The boys stood their ground for a moment, too surprised to do otherwise. Then two or three of them peeled away from the group, arms upraised and disbelieving expressions on their faces. One swore—or at least, she assumed the string of unfamiliar syllables that burst from his lips were curses, based on the wide eyes of his friends and the tinge of scarlet on his cheeks as he spouted the forbidden words. The leader stood his ground the longest beneath the onslaught, until one of the others tugged at his sleeve and jerked his chin up the street, giving either direction or warning. Rosamund lifted her bonnet for another swat to urge him on his way.
A moment later, the boys had melted into the bustle of the noonday crowd. Passersby seemed not even to have noticed the altercation. Rosamund wrapped her arms around Bell. As Daphne hurried toward them, Rosamund steeled herself against the girl’s favored imprecation.

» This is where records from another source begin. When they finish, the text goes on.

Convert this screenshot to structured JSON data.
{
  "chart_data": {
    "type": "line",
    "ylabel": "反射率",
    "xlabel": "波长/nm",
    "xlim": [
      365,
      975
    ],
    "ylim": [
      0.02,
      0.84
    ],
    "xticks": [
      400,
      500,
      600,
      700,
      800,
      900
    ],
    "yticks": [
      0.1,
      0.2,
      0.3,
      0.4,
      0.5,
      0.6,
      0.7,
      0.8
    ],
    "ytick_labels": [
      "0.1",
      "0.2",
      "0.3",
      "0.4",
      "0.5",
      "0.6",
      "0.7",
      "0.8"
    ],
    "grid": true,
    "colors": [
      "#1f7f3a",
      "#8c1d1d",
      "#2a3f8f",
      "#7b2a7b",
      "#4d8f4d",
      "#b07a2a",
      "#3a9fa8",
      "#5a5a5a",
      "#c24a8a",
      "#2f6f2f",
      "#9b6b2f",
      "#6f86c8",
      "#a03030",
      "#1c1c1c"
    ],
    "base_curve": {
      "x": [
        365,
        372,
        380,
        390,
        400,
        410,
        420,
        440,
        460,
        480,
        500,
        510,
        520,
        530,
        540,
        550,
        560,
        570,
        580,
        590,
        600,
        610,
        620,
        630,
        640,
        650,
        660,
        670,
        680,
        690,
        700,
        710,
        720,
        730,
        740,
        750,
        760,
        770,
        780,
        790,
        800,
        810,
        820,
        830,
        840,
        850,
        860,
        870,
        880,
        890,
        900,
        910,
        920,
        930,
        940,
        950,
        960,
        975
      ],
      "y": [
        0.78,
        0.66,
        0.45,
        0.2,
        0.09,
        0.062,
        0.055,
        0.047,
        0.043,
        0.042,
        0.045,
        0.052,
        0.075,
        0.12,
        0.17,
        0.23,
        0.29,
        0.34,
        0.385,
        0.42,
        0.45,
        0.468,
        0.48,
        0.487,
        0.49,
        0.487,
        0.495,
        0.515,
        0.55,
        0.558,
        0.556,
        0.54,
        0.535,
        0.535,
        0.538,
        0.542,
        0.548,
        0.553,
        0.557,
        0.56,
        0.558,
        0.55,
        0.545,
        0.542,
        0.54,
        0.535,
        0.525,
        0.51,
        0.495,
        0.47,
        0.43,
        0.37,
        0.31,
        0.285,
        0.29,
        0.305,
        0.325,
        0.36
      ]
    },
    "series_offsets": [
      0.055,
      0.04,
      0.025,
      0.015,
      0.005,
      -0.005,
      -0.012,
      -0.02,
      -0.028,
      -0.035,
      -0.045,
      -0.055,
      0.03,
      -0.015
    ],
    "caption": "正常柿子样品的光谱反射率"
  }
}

But her first words were not at all what she expected. “That was brilliant, Miss Gorse!”
An unexpected blush prickled in her cheeks as she eased her hold on Bell. “I figured this hat ought to be good for something,” she said with a laugh as she looked down at the mangled and now grimy piece of linen.

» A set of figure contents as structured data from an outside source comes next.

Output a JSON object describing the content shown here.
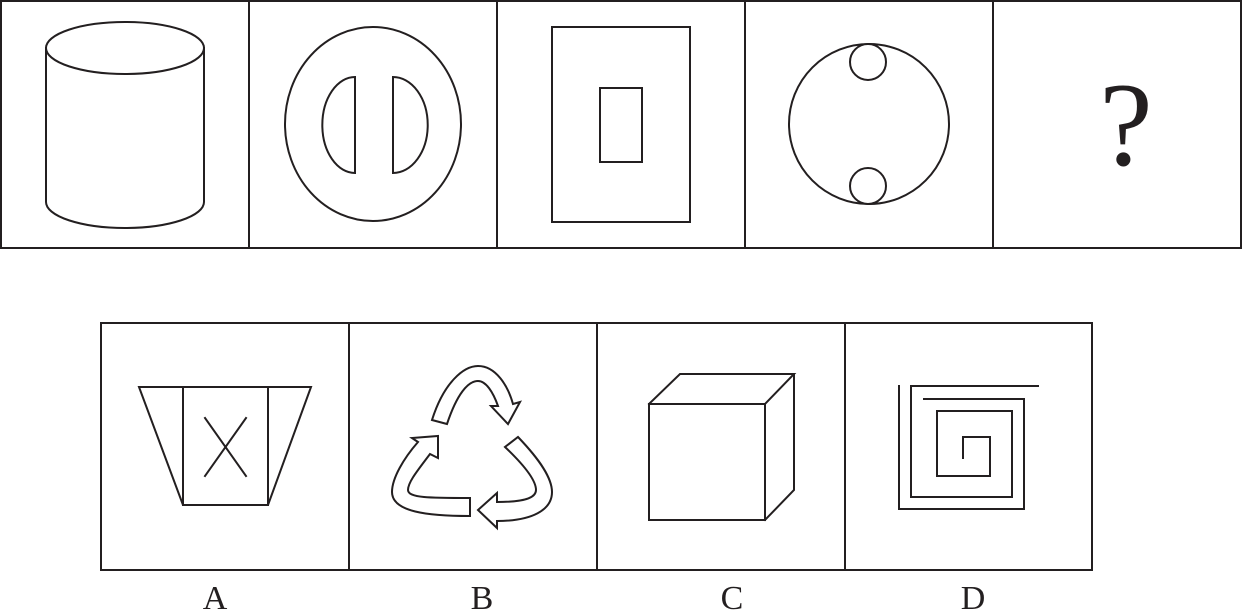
{
  "question": {
    "cells": [
      {
        "shape": "cylinder"
      },
      {
        "shape": "oval-with-two-half-ovals"
      },
      {
        "shape": "rectangle-in-rectangle"
      },
      {
        "shape": "circle-with-two-circles"
      },
      {
        "shape": "unknown",
        "text": "?"
      }
    ]
  },
  "options": [
    {
      "label": "A",
      "shape": "trapezoid-with-x-box"
    },
    {
      "label": "B",
      "shape": "recycle-arrows"
    },
    {
      "label": "C",
      "shape": "cube"
    },
    {
      "label": "D",
      "shape": "square-spiral"
    }
  ]
}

Into the bonnet, Bell deposited the creature she’d rescued, turning the wad of fabric into a makeshift nest. A tiny gray kitten looked at them through blue eyes, and its head wobbled as it opened its mouth in a silent cry. “I couldn’t let them kill it.” Bell’s voice trembled.

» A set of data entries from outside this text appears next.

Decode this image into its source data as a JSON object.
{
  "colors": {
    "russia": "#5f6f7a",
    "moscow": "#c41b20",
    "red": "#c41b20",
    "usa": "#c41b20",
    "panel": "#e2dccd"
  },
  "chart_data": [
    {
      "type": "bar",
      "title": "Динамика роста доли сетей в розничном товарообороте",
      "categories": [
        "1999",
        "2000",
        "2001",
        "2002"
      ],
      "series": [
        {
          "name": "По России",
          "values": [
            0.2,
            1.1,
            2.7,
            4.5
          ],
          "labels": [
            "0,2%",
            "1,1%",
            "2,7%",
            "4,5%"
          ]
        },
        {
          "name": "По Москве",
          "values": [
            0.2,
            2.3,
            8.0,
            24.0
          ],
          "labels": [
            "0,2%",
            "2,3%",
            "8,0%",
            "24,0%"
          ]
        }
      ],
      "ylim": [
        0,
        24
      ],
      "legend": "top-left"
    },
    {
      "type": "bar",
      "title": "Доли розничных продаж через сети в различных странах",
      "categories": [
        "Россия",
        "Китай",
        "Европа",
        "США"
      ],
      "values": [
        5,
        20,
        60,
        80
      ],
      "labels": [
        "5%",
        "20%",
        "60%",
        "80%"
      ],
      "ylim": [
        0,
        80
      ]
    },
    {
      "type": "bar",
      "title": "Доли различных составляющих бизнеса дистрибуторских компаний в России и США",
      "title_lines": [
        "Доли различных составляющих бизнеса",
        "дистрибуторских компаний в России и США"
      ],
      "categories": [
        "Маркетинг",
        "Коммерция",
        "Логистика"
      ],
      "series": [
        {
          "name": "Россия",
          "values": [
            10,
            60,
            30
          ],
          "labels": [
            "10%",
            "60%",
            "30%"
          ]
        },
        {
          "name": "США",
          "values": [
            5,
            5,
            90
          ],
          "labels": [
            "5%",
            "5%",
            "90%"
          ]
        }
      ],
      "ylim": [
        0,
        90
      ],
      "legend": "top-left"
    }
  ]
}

“No, of course not,” Rosamund murmured as she cupped her hands more securely around the frightened animal.
“I really think it was your shrieking that drove the boys away,” Daphne said, reaching out one finger to stroke the kitten’s fur. “Though that hat would be enough to scare anyone.”
“Shrieking? I…shrieked?”
Bell nodded solemnly. “Like a banshee.”
Rosamund didn’t know what that meant, but she doubted it was a good thing. Certainly not ladylike—or governesslike. Dimly, she registered the disapproving woman still standing in the doorway of the apothecary’s shop, watching them.
“Come, girls. Let’s go home.” Kitten clutched in her hand, she set off in what she hoped was the proper direction.
“You mean, we can keep it?”
The creature was hardly old enough to be separated from its mother. Scrawny, probably sickly. Doubtless crawling with fleas. Molly would have a fit. Mr. Burke would have yet another reason to dismiss his sisters’ governess.
“Of course.”
Bell squealed, startling the kitten. Daphne grinned. “I’m sorry I called you an eejit yesterday, Miss Gorse.”
Rosamund gave what she hoped was a stern look. “Apology accepted, Daphne.” But she kept any note of triumph from her voice. Because, in the end, Daphne was right—she was an idiot.
The sort of idiot who played at being stern, then told her charges they could keep a pet without consulting their brother.
The sort of idiot who had laid awake for hours poring over every word the man had spoken. And many he had not.
The sort of idiot who had just bought a dress she could hardly afford because it would set off the gold of her hair and deepen the blue of her eyes. And who could not wait to see his reaction to it.